Le réalisateur guatémaltèque Renato Borravo Serrano nous emmène dans la toundra glaciale de la Sibérie à travers le documentaire d’observation Life of Ivanna, qui suit la jeune Ivanna et ses cinq enfants. Renato Borravo Serrano se rend d’abord en Sibérie afin de visiter la ville natale de sa femme. Il y rencontre Ivanna, qui est née dans le même hôpital que sa femme. De cette rencontre nait un documentaire. Nous suivons Ivanna et ses enfants durant quatre ans. Durant cette période, on accompagne Ivanna d’abord dans la toundra où elle vit dans une roulotte de 6m² avec ses cinq enfants, puis dans son déménagement plus tard en ville. On est très vite emportés dans l’univers ardu d’Ivanna, une femme très forte et charismatique, élevant ses enfants seule qui arrivera à fuir une relation abusive. On est  rapidement intégré dans l’univers familial: Renato Borravo Serrano a d'abord vécu 3 semaines avec la famille avant de filmer quoi que ce soit. Lorsqu’il lance sa caméra, les enfants et la mère sont complètement habitués à sa présence et la caméra semble faire partie de la famille. Cela nous donne vraiment un ressenti familier et naturel qui en devient presque accueillant. On a l’impression de vivre ce qu’ils vivent, que cela soit des rires ou des pleurs. On se sent particulièrement proche des enfants d’Ivanna : à plusieurs reprises, on est le témoin de scènes où les enfants sont livrés à eux-mêmes et découvrent à leur tour ce que nous avons déjà découvert auparavant, comme quand un des enfants tente d'ensevelir une lumière projetée sur la neige, en vain. Ces petites scènes du quotidien loin de lasser, rendent ces banalités captivantes – notamment grâce à un montage sonore rythmé de silences et de vacarmes, de rires puis de cris.

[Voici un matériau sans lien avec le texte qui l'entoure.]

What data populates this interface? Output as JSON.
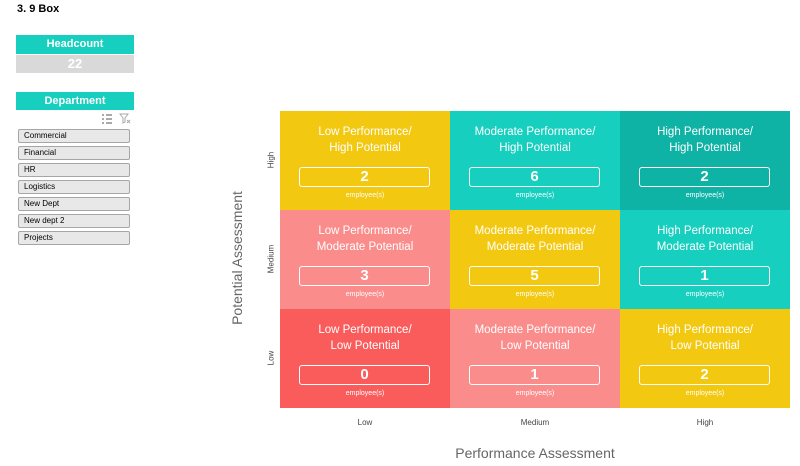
{
  "sheet": {
    "title": "3. 9 Box"
  },
  "headcount": {
    "label": "Headcount",
    "value": "22"
  },
  "department": {
    "label": "Department",
    "items": [
      "Commercial",
      "Financial",
      "HR",
      "Logistics",
      "New Dept",
      "New dept 2",
      "Projects"
    ]
  },
  "slicer_icons": [
    "multi-select-icon",
    "clear-filter-icon"
  ],
  "matrix": {
    "count_caption": "employee(s)",
    "rows": [
      {
        "y_label": "High",
        "cells": [
          {
            "line1": "Low Performance/",
            "line2": "High Potential",
            "count": "2",
            "color": "#f2c811"
          },
          {
            "line1": "Moderate Performance/",
            "line2": "High Potential",
            "count": "6",
            "color": "#16cfbf"
          },
          {
            "line1": "High Performance/",
            "line2": "High Potential",
            "count": "2",
            "color": "#0fb3a5"
          }
        ]
      },
      {
        "y_label": "Medium",
        "cells": [
          {
            "line1": "Low Performance/",
            "line2": "Moderate Potential",
            "count": "3",
            "color": "#fb8c8c"
          },
          {
            "line1": "Moderate Performance/",
            "line2": "Moderate Potential",
            "count": "5",
            "color": "#f2c811"
          },
          {
            "line1": "High Performance/",
            "line2": "Moderate Potential",
            "count": "1",
            "color": "#16cfbf"
          }
        ]
      },
      {
        "y_label": "Low",
        "cells": [
          {
            "line1": "Low Performance/",
            "line2": "Low Potential",
            "count": "0",
            "color": "#fa5c5c"
          },
          {
            "line1": "Moderate Performance/",
            "line2": "Low Potential",
            "count": "1",
            "color": "#fb8c8c"
          },
          {
            "line1": "High Performance/",
            "line2": "Low Potential",
            "count": "2",
            "color": "#f2c811"
          }
        ]
      }
    ],
    "x_labels": [
      "Low",
      "Medium",
      "High"
    ],
    "x_title": "Performance Assessment",
    "y_title": "Potential Assessment"
  }
}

Life of Ivanna nous emmène dans un voyage émotionnel et contemplatif. Les émotions se succèdent et se bousculent : d’abord les enfants nous font rire, on les trouve mignons, puis un portrait de la vie dure d’Ivanna pour laquelle on compatit est tiré et enfin on témoigne de l’abus de son mari Gena lors d’une soirée entre amis. Renato Bovarro Serrano propose un film où chacun pourra s'émerveiller en contemplant ce monde plein de mystère. J’ai trouvé ce film émouvant. Je me suis laissé submerger par les émotions parfois légères, parfois pleines de douleurs, mais toujours pleines de beauté.